9. Дионисизм. Религия Диониса — противоположна аполлинизму. Вместо успокоительной стройности и мерности аполлинийских созерцаний, здесь мы находим сомнение в них и даже уничтожение этого веселого и мудрого любования сновидческими формами. «Чудовищный ужас, который охватывает человека, когда он усомнится в формах познавания явлений», характерен для дионисийского состояния. Но вслед за этим дионисизм теряет и то отъединение и средостение, которое существует между человеком и окружающим его миром. Человек тут переживает восторг и блаженство самозабвения и выхода из размеренного и узаконенного мира. Дионисизм — это «блаженный восторг, поднимающийся в недрах человека и даже природы, когда наступает такое же нарушение principii individuationis», восторг опьянения. «Либо под влиянием наркотического напитка, о котором говорят в своих гимнах все первобытные люди и народы, либо при могучем, радостно проникающем всю природу приближении весны, просыпаются те дионисические чувствования, в подъеме которых субъективное исчезает до полного самозабвения. Еще в немецком средневековье, охваченные той же дионисической силой, носились все возраставшие толпы с пением и плясками, с места на место; в этих плясунах св. Иоанна и св. Вита мы узнаем вакхические хоры греков, с их историческим прошлым в Малой Азии, восходящим до Вавилона и оргиастических сакеев. Бывают люди, которые от недостаточной опытности или вследствие своей тупости с насмешкой или с сожалением отворачиваются, в сознании своего собственного здоровья, от подобных явлений, считая их «народными болезнями»; бедные, они и не подозревают, какая трупья бледность лежит на этом пресловутом здоровье, как призрачно оно выглядит, когда мимо него вихрем проносится пламенная жизнь дионисических безумцев». В дионисизме, благодаря этому, происходит воссоединение человека с человеком и с природой — на почве выхождения за пределы индивидуальности.

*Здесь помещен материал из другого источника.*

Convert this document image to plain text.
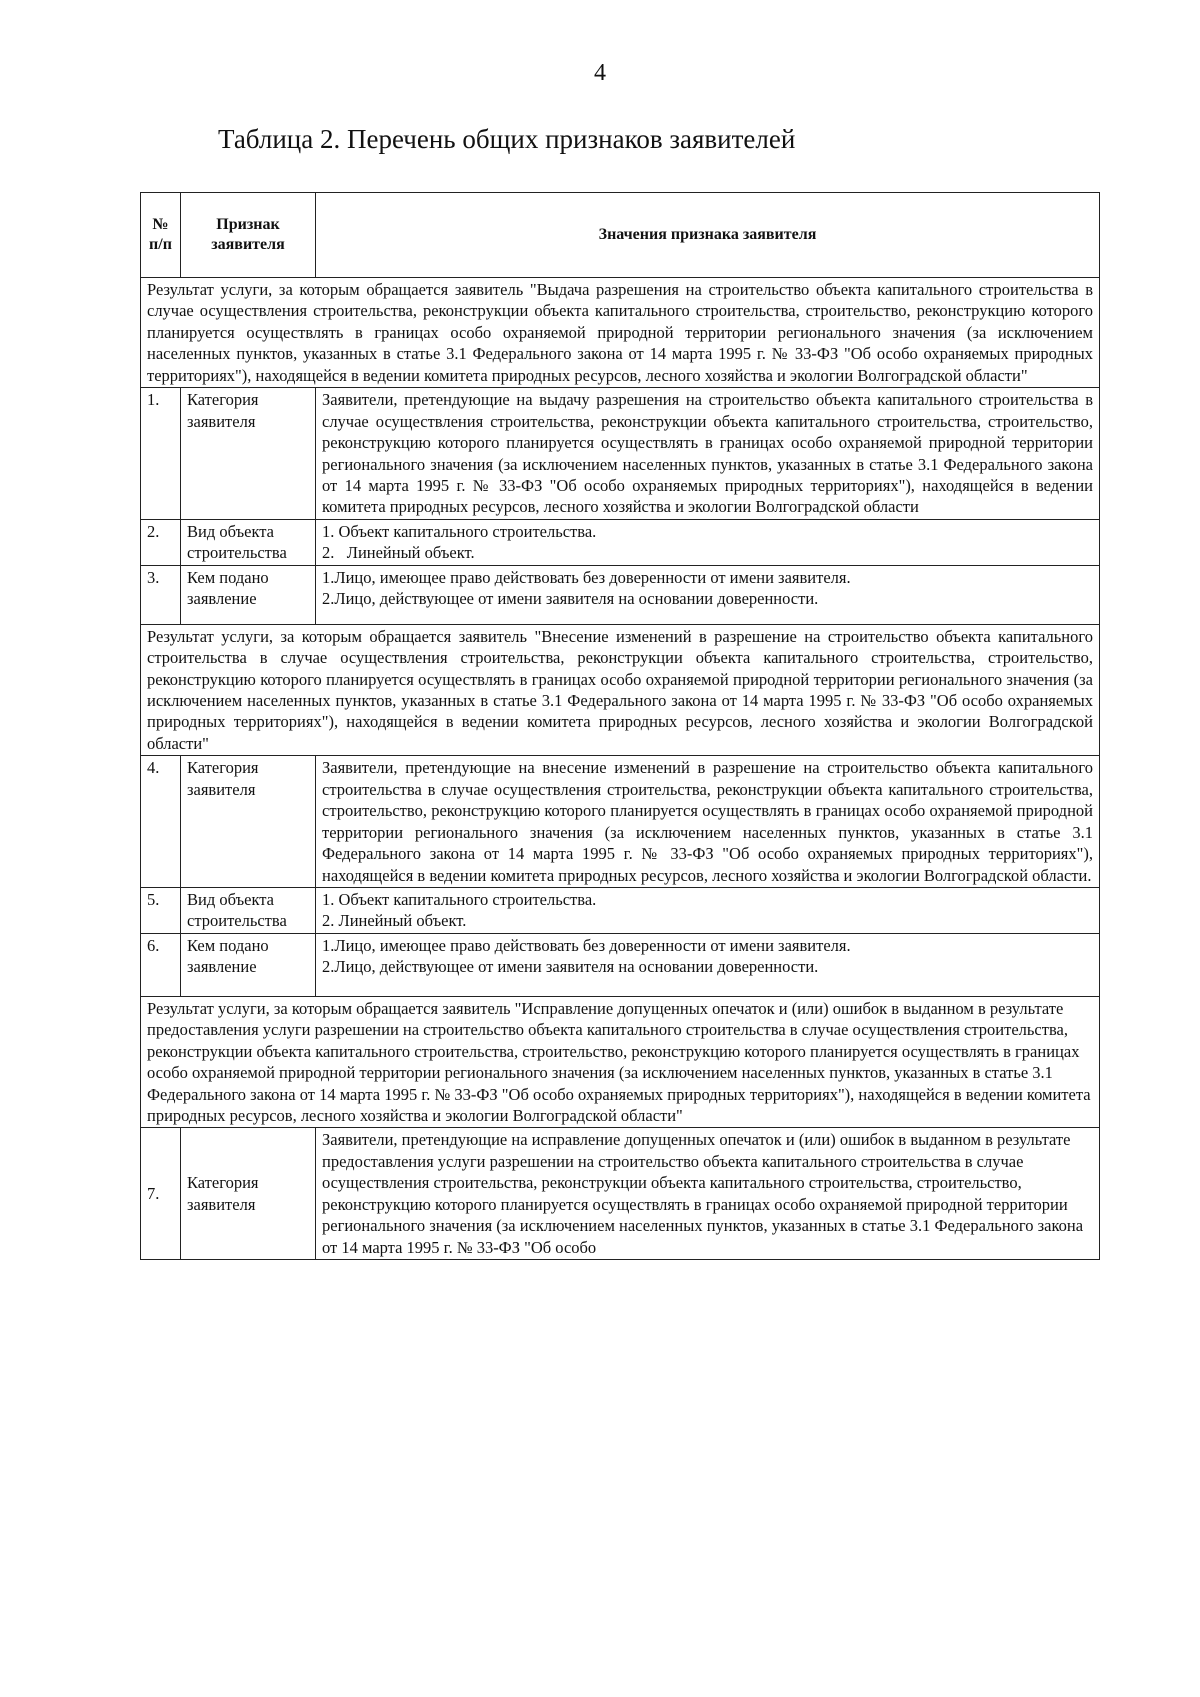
4
Таблица 2. Перечень общих признаков заявителей
№ п/п	Признак заявителя	Значения признака заявителя
Результат услуги, за которым обращается заявитель "Выдача разрешения на строительство объекта капитального строительства в случае осуществления строительства, реконструкции объекта капитального строительства, строительство, реконструкцию которого планируется осуществлять в границах особо охраняемой природной территории регионального значения (за исключением населенных пунктов, указанных в статье 3.1 Федерального закона от 14 марта 1995 г. № 33-ФЗ "Об особо охраняемых природных территориях"), находящейся в ведении комитета природных ресурсов, лесного хозяйства и экологии Волгоградской области"		
1.	Категория заявителя	Заявители, претендующие на выдачу разрешения на строительство объекта капитального строительства в случае осуществления строительства, реконструкции объекта капитального строительства, строительство, реконструкцию которого планируется осуществлять в границах особо охраняемой природной территории регионального значения (за исключением населенных пунктов, указанных в статье 3.1 Федерального закона от 14 марта 1995 г. № 33-ФЗ "Об особо охраняемых природных территориях"), находящейся в ведении комитета природных ресурсов, лесного хозяйства и экологии Волгоградской области

2.	Вид объекта строительства	1. Объект капитального строительства.
2.   Линейный объект.

3.	Кем подано заявление	1.Лицо, имеющее право действовать без доверенности от имени заявителя.
2.Лицо, действующее от имени заявителя на основании доверенности.

Результат услуги, за которым обращается заявитель "Внесение изменений в разрешение на строительство объекта капитального строительства в случае осуществления строительства, реконструкции объекта капитального строительства, строительство, реконструкцию которого планируется осуществлять в границах особо охраняемой природной территории регионального значения (за исключением населенных пунктов, указанных в статье 3.1 Федерального закона от 14 марта 1995 г. № 33-ФЗ "Об особо охраняемых природных территориях"), находящейся в ведении комитета природных ресурсов, лесного хозяйства и экологии Волгоградской области"		
4.	Категория заявителя	Заявители, претендующие на внесение изменений в разрешение на строительство объекта капитального строительства в случае осуществления строительства, реконструкции объекта капитального строительства, строительство, реконструкцию которого планируется осуществлять в границах особо охраняемой природной территории регионального значения (за исключением населенных пунктов, указанных в статье 3.1 Федерального закона от 14 марта 1995 г. № 33-ФЗ "Об особо охраняемых природных территориях"), находящейся в ведении комитета природных ресурсов, лесного хозяйства и экологии Волгоградской области.

5.	Вид объекта строительства	1. Объект капитального строительства.
2. Линейный объект.

6.	Кем подано заявление	1.Лицо, имеющее право действовать без доверенности от имени заявителя.
2.Лицо, действующее от имени заявителя на основании доверенности.

Результат услуги, за которым обращается заявитель "Исправление допущенных опечаток и (или) ошибок в выданном в результате предоставления услуги разрешении на строительство объекта капитального строительства в случае осуществления строительства, реконструкции объекта капитального строительства, строительство, реконструкцию которого планируется осуществлять в границах особо охраняемой природной территории регионального значения (за исключением населенных пунктов, указанных в статье 3.1 Федерального закона от 14 марта 1995 г. № 33-ФЗ "Об особо охраняемых природных территориях"), находящейся в ведении комитета природных ресурсов, лесного хозяйства и экологии Волгоградской области"		
7.	Категория заявителя	Заявители, претендующие на исправление допущенных опечаток и (или) ошибок в выданном в результате предоставления услуги разрешении на строительство объекта капитального строительства в случае осуществления строительства, реконструкции объекта капитального строительства, строительство, реконструкцию которого планируется осуществлять в границах особо охраняемой природной территории регионального значения (за исключением населенных пунктов, указанных в статье 3.1 Федерального закона от 14 марта 1995 г. № 33-ФЗ "Об особо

«Под чарами Диониса не только вновь смыкается союз человека с человеком, сама отчужденная, враждебная и порабощенная природа снова празднует праздник примирения со своим блудным сыном — человеком. Добровольно предлагает земля свои дары, и мирно приближаются хищные звери скал и пустыни. Цветами и венками усыпана колесница Диониса; под ярмом его шествуют пантера и тигр. Превратите ликующую песню «К радости» Бетховена в картину, и если у вас достанет силы воображения, чтобы увидать «миллионы, трепетно склоняющиеся во прахе», то вы можете подойти к Дионису. Теперь раб — свободный человек, теперь разбиты все неподвижные и враждебные границы, установленные между людьми нуждой, произволом и «дерзкой модой». Теперь, при благой вести о гармонии миров, каждый чувствует себя не только соединенным, примиренным, слитым со своим ближним, но единым с ним; как будто разорвано покрывало Маи, и только клочья его еще развеваются перед таинственным Первоединым. В пении и пляске являет себя человек сочленом высокой общины; он разучился ходить и говорить и готов в пляске взлететь в воздушные выси. Его телодвижениями говорит очарование. Как звери получили теперь дар слова и земля течет млеком и медом, так и в человеке звучит нечто сверхприродное; он чувствует себя богом, он сам шествует теперь восторженный и возвышенный; такими он видал во сне шествовавших богов. Человек уж больше не художник, он сам стал художественным произведением; художественная мощь целой природы открывается здесь, в трепете опьянения, для высшего, блаженного самоудовлетворения Первоединого. Благороднейшая глина, драгоценнейший мрамор — человек — здесь лепится и вырубается, и, вместе с ударами резца дионисического мироздателя, звучит элевсинский зов: «вы повергаетесь ниц, миллионы? Мир, чуешь ли ты своего Творца?»»
10. Синтез аполлинизма и дионисизма. Греческий дух есть эти две стихии, аполлинизм и дионисизм, и их борьба, их соединение. Гомер — победа аполлинийского над дионисийским. Тут обожествление всего, безотносительно к тому, добро оно или зло. Наряду с этим блеск и роскошь гомеровского мира содержит в своей основе страшную мудрость лесного бога Силена, вещающего, что «наилучшее для тебя вполне недостижимо: не родиться, не быть вовсе, быть ничем», «а второе по достоинству для тебя — скоро умереть». Поэтому, Олимп для грека не есть предмет наивного оптимистического мировосприятия. Это — исполненное восторгов видение истязуемого мученика. Чтобы иметь возможность жить среди мук Первоединого, грек создал видения Аполлона.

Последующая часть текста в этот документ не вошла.